This example is somewhat artificial, because the image does fit in memory.  However, it is quite possible that results may not.  Or, consider an image stack, where you have 1000 of these to operate on.

In [None]:
color_img.shape, color_img.nbytes * 1e-6 # still in memory here

In [None]:
# convert to greyscale
img = ski.color.rgb2gray(color_img)  # this reshapes the array, so it is 2D now.
img.shape

So we have the image in a numpy array. How does it look? We downsample this x200 so it does not crash the browser.

In [None]:
plt.imshow(img[::15, ::15], cmap='gray');

So lets create a dask array with this Numpy array.

In [None]:
arr = da.from_array(img, chunks=(1000, 1000))
arr.nbytes * 1e-6

In [None]:
arr

We wrap the scikit image canny function so we can pass it to dask array.

In [None]:
def func(block):
    return ski.feature.canny(block, sigma=1.2)
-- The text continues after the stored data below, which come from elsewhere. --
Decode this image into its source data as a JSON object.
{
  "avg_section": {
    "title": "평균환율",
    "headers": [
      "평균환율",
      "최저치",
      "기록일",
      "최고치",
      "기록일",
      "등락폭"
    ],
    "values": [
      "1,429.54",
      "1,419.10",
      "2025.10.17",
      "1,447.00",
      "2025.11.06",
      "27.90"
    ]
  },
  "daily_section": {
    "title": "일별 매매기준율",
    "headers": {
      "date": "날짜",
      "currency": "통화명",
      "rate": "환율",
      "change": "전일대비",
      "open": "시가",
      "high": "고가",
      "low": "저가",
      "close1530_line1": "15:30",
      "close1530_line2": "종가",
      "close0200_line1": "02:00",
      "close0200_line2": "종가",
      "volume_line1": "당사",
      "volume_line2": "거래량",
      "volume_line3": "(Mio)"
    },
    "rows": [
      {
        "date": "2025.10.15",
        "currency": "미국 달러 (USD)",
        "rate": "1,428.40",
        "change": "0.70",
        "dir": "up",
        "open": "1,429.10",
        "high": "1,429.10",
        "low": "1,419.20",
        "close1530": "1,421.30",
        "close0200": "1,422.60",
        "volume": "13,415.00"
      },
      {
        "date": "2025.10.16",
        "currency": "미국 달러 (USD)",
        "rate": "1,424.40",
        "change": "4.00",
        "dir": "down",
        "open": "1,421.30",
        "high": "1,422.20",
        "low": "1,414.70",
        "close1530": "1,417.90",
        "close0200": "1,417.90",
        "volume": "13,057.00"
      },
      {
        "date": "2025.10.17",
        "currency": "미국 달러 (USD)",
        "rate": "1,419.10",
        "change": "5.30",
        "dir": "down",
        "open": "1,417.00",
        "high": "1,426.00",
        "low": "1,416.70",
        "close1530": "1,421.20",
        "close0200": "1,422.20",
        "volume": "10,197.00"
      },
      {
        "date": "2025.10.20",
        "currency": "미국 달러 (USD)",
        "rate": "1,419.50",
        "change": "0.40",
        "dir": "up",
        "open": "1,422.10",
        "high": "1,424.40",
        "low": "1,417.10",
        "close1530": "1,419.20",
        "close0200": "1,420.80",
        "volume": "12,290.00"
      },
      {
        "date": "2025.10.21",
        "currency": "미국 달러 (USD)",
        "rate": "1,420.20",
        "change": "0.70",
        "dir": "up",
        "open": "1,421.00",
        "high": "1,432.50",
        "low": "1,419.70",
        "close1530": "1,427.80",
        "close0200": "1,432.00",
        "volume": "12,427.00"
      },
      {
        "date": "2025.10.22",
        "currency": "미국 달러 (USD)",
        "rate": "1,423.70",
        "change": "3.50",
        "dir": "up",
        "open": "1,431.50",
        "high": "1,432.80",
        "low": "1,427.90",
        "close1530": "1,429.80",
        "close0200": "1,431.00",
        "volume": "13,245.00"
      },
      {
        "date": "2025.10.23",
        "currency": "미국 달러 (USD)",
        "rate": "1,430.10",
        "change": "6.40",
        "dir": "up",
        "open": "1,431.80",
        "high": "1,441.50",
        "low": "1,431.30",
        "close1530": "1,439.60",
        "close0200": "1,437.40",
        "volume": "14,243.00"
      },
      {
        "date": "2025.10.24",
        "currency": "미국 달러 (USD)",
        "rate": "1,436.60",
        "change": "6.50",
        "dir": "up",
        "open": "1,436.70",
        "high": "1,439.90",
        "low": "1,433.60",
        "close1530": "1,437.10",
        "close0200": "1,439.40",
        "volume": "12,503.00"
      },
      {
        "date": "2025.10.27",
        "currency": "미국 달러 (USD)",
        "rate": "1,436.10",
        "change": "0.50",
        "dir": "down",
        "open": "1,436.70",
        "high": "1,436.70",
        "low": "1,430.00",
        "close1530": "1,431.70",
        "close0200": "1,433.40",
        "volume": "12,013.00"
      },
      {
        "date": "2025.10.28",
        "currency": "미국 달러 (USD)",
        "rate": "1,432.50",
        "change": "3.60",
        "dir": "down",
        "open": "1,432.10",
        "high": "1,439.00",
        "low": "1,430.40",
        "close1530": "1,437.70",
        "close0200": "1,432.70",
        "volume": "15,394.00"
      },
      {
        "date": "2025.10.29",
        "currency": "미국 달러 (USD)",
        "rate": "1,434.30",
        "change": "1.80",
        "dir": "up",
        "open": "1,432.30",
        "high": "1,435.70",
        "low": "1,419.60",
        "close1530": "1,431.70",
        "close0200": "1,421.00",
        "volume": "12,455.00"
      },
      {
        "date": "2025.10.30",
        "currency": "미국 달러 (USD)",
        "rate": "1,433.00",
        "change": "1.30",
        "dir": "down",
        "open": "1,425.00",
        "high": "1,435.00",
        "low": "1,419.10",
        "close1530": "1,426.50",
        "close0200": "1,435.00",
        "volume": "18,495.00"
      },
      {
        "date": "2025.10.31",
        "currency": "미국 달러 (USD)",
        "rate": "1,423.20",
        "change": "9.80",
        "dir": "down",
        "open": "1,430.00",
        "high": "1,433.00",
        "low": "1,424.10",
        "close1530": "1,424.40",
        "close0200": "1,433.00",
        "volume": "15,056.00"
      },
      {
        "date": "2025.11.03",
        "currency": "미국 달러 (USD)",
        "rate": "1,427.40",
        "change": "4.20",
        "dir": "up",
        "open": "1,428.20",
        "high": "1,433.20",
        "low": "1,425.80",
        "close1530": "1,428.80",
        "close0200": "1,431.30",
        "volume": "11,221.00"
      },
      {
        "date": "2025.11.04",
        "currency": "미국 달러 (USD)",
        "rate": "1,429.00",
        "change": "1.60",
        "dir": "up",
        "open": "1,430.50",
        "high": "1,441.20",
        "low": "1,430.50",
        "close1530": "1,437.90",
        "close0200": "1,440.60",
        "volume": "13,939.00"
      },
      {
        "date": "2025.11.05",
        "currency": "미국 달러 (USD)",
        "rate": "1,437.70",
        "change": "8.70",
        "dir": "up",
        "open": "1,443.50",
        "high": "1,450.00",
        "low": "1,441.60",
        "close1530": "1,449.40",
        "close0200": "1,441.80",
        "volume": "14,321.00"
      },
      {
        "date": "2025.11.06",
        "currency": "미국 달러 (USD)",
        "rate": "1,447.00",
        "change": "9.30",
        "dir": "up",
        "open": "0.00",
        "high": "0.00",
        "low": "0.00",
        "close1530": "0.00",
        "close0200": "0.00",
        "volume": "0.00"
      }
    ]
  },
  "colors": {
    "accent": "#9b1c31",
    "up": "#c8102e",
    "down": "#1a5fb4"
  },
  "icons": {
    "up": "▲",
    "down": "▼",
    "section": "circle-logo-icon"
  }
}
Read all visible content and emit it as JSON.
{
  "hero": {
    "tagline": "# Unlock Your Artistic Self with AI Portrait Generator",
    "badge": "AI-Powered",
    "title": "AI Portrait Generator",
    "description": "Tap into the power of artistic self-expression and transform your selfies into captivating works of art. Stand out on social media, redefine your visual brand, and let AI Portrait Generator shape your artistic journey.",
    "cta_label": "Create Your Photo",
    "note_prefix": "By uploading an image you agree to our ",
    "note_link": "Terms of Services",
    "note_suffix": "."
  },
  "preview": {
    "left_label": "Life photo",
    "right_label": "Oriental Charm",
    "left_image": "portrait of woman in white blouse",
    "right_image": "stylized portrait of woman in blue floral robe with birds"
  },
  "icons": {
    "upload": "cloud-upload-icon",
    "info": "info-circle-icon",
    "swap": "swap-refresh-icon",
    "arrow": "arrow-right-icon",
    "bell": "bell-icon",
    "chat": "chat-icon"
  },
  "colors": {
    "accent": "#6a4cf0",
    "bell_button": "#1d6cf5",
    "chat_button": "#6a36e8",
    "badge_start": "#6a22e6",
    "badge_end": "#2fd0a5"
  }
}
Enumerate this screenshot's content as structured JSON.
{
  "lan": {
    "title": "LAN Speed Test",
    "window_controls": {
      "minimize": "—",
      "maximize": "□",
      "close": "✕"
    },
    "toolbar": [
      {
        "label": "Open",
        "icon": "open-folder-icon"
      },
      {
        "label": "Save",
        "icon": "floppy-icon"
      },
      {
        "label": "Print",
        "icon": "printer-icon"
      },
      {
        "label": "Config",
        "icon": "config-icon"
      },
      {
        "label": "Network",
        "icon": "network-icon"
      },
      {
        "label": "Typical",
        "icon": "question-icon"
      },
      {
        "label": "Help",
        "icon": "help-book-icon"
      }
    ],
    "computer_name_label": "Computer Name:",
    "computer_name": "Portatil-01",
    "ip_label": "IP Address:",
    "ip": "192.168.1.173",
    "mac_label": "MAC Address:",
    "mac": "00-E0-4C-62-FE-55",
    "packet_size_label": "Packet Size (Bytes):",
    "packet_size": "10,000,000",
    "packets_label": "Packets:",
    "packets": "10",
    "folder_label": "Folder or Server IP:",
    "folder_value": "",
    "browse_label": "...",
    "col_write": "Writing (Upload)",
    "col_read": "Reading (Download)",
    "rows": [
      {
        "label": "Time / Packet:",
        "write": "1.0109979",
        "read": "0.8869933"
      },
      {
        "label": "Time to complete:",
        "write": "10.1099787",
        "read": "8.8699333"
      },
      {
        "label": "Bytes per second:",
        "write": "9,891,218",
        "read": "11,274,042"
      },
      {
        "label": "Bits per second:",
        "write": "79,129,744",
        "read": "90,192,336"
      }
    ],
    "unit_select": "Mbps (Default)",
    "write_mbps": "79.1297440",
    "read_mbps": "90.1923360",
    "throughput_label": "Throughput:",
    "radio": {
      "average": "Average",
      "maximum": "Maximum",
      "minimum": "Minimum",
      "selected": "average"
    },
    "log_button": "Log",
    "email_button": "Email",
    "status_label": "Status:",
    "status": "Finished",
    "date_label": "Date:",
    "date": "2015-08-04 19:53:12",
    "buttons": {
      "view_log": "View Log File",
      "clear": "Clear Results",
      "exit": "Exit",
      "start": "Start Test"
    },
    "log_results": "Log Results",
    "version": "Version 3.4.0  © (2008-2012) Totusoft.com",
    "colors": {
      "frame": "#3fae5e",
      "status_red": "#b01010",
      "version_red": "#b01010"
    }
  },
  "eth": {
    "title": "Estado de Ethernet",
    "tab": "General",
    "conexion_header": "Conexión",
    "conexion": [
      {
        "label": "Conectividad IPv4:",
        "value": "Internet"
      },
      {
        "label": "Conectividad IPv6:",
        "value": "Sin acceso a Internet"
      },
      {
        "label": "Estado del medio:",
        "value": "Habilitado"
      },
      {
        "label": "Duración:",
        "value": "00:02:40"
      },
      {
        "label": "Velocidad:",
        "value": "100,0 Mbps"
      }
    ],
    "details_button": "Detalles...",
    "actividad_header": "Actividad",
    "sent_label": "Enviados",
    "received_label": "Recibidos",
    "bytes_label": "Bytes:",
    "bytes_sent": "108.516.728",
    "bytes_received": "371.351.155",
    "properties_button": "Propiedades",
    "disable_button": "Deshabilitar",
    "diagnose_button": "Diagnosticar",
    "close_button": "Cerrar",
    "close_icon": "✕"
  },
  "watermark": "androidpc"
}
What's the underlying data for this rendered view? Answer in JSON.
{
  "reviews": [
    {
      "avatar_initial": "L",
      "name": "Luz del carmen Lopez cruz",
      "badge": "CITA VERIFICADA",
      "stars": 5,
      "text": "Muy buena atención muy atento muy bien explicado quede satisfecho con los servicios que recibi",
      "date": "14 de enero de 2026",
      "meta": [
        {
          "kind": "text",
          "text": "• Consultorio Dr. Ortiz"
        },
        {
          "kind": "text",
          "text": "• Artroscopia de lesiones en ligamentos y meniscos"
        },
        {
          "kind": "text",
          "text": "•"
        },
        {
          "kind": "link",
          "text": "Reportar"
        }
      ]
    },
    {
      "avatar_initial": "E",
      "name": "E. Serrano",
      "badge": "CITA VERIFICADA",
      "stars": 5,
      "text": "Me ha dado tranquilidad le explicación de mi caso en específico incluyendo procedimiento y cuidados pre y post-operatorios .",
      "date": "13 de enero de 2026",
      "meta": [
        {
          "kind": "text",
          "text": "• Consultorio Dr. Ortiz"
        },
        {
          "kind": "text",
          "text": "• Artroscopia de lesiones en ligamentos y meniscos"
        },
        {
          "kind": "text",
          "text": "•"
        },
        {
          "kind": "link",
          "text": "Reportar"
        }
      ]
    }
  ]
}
Now we can add the padding. We choose 10 pixels. And the external boundary to be periodic.

In [None]:
padding = {0: 10, 1:10}
boundary = {0: 'periodic', 1:'periodic'}
canny_array = arr.map_overlap(func, depth=padding, boundary='periodic')

In [None]:
with ProgressBar():
    out = canny_array[4600:5400, 2400:3200].compute()

We lets zoom in on an interesting section of this image. Loading the whole thing might crash the browser.

In [None]:
f, (ax0, ax1) = plt.subplots(1, 2, figsize=(10, 10))
ax0.imshow(color_img[4600:5400, 2400:3200, :])
ax1.imshow(out, cmap='gray');

If you need to compute the edges of the entire image, then skimage provides the shorthand `apply_parallel` function:

In [None]:
edges = ski.util.apply_parallel(func, img)
plt.imshow(edges[4600:5400, 2400:3200], cmap='gray')